Pelvic fractures are a significant cause of morbidity and mortality in trauma patients. They can occur due to high-velocity accidents, falls from a height, or low-velocity trauma. The pelvic region has a complex anatomy with multiple bony structures, and fractures can result in significant displacement, instability, and hemorrhage. Pelvic external fixators are one of the many treatment options for pelvic fractures. They provide stability, support, and alignment of the pelvic bones while allowing early mobilization.
Pelvic external fixators are indicated in the following situations:
Pelvic ring disruption with displacement or instability
Open pelvic fractures
Acetabular fractures with displacement or comminution
Complex fractures involving the sacroiliac joint
Concomitant injuries that preclude surgery
Pelvic external fixators are contraindicated in the following situations:
Severe soft tissue injury or infection
Pelvic instability that cannot be adequately reduced
Vascular injury that cannot be controlled
Concomitant injuries that preclude external fixation
The pelvic external fixator consists of two main components: the pins and the connecting rods. The pins are inserted into the iliac crest and the supra-acetabular region of the pelvis under fluoroscopic guidance. The pins should be placed perpendicular to the bone surface and at least 2 cm away from the neurovascular structures. The connecting rods are then attached to the pins and adjusted to achieve the desired reduction and alignment. The reduction should be assessed intraoperatively using fluoroscopy and adjusted as needed.

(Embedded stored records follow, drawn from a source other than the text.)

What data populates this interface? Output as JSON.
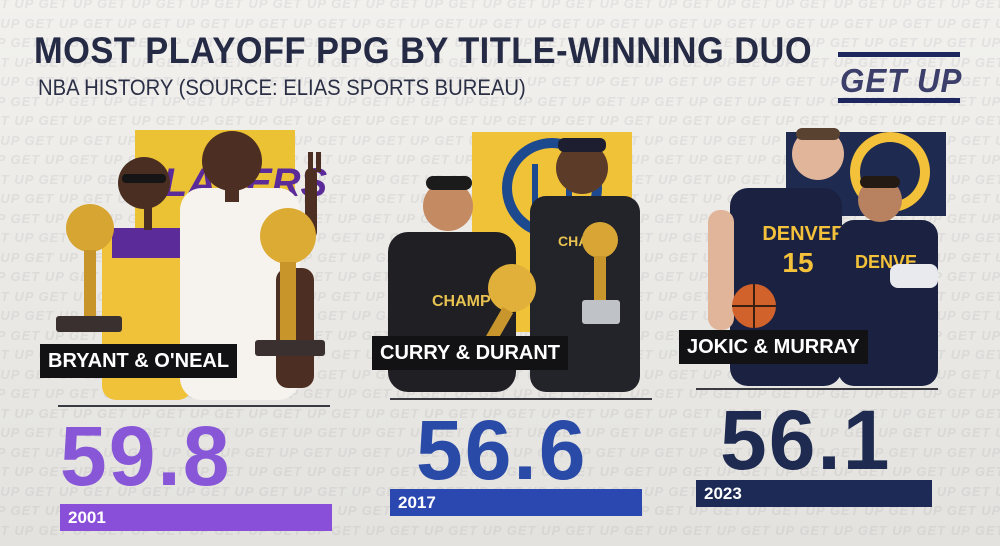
{
  "graphic": {
    "title": "MOST PLAYOFF PPG BY TITLE-WINNING DUO",
    "subtitle": "NBA HISTORY (SOURCE: ELIAS SPORTS BUREAU)",
    "logo": "GET UP",
    "watermark": "GET UP"
  },
  "duos": [
    {
      "name": "BRYANT & O'NEAL",
      "ppg": "59.8",
      "year": "2001",
      "ppg_color": "#8757d8",
      "bar_color": "#8a4fd8",
      "team_color": "#ecc235",
      "team_text": "LAKERS",
      "team_text_color": "#5b2b9a",
      "jersey_numbers": [],
      "jersey_texts": []
    },
    {
      "name": "CURRY & DURANT",
      "ppg": "56.6",
      "year": "2017",
      "ppg_color": "#2a4aa8",
      "bar_color": "#2b47b0",
      "team_color": "#f0c238",
      "team_text": "",
      "team_text_color": "#1d4a8f",
      "jersey_numbers": [],
      "jersey_texts": [
        "CHAMP",
        "CHAMP"
      ]
    },
    {
      "name": "JOKIC & MURRAY",
      "ppg": "56.1",
      "year": "2023",
      "ppg_color": "#1e2a4f",
      "bar_color": "#1c2a55",
      "team_color": "#1e2a4f",
      "team_text": "",
      "team_text_color": "#f3c13a",
      "jersey_numbers": [
        "15"
      ],
      "jersey_texts": [
        "DENVER",
        "DENVE"
      ]
    }
  ]
}
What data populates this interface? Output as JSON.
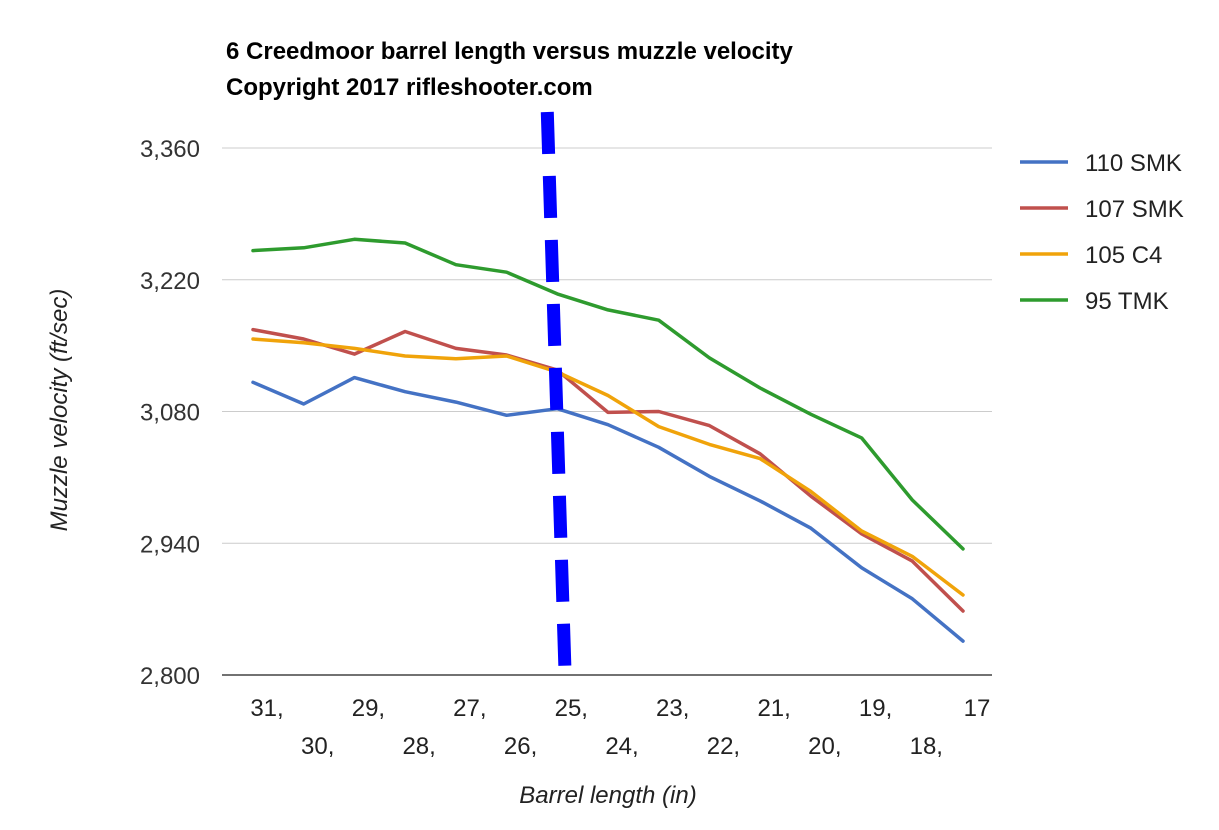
{
  "chart_data": {
    "type": "line",
    "title": "6 Creedmoor barrel length versus muzzle velocity",
    "subtitle": "Copyright 2017 rifleshooter.com",
    "xlabel": "Barrel length (in)",
    "ylabel": "Muzzle velocity (ft/sec)",
    "x": [
      31,
      30,
      29,
      28,
      27,
      26,
      25,
      24,
      23,
      22,
      21,
      20,
      19,
      18,
      17
    ],
    "x_tick_labels": [
      "31,",
      "30,",
      "29,",
      "28,",
      "27,",
      "26,",
      "25,",
      "24,",
      "23,",
      "22,",
      "21,",
      "20,",
      "19,",
      "18,",
      "17"
    ],
    "ylim": [
      2800,
      3360
    ],
    "y_ticks": [
      2800,
      2940,
      3080,
      3220,
      3360
    ],
    "y_tick_labels": [
      "2,800",
      "2,940",
      "3,080",
      "3,220",
      "3,360"
    ],
    "grid": true,
    "legend_position": "right",
    "series": [
      {
        "name": "110 SMK",
        "color": "#4472c4",
        "values": [
          3111,
          3088,
          3116,
          3101,
          3090,
          3076,
          3083,
          3066,
          3042,
          3011,
          2985,
          2956,
          2914,
          2881,
          2836
        ]
      },
      {
        "name": "107 SMK",
        "color": "#c0504d",
        "values": [
          3167,
          3157,
          3141,
          3165,
          3147,
          3140,
          3124,
          3079,
          3080,
          3065,
          3035,
          2990,
          2950,
          2921,
          2868
        ]
      },
      {
        "name": "105 C4",
        "color": "#f0a30a",
        "values": [
          3157,
          3153,
          3147,
          3139,
          3136,
          3139,
          3122,
          3097,
          3064,
          3045,
          3030,
          2995,
          2953,
          2926,
          2885
        ]
      },
      {
        "name": "95 TMK",
        "color": "#2e9b2e",
        "values": [
          3251,
          3254,
          3263,
          3259,
          3236,
          3228,
          3205,
          3188,
          3177,
          3137,
          3105,
          3077,
          3052,
          2986,
          2934
        ]
      }
    ],
    "annotation_line": {
      "x": 25,
      "color": "#0000ff",
      "style": "dashed"
    }
  }
}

Pelvic external fixators are associated with several complications, including:
Pin tract infection
Pin loosening or breakage
Rod migration or displacement
Loss of reduction or alignment
Pelvic external fixators have been shown to be effective in stabilizing pelvic fractures and improving patient outcomes. Early mobilization and weight-bearing can be achieved, resulting in reduced hospital stay, improved pain control, and decreased morbidity. However, the complication rate is high, and careful patient selection, proper pin placement, and close monitoring are essential to achieve optimal outcomes.
Pelvic external fixators are a valuable tool in the management of pelvic fractures. They provide stability, support, and alignment while allowing early mobilization. Proper patient selection, careful pin placement, and close monitoring are essential to achieve optimal outcomes.
What is a pelvic external fixator? A pelvic external fixator is a device used to stabilize and align the bones of the pelvis in patients with pelvic fractures.
How is a pelvic external fixator inserted? The pins are inserted into the iliac crest and the supra-acetabular region of the pelvis under fluoroscopic guidance.
What are the indications for a pelvic external fixator? Pelvic external fixators are indicated in pelvic ring disruption with displacement or instability, open pelvic fractures, acetabular fractures with displacement or comminution, complex fractures involving the sacroiliac joint, and concomitant injuries that preclude surgery.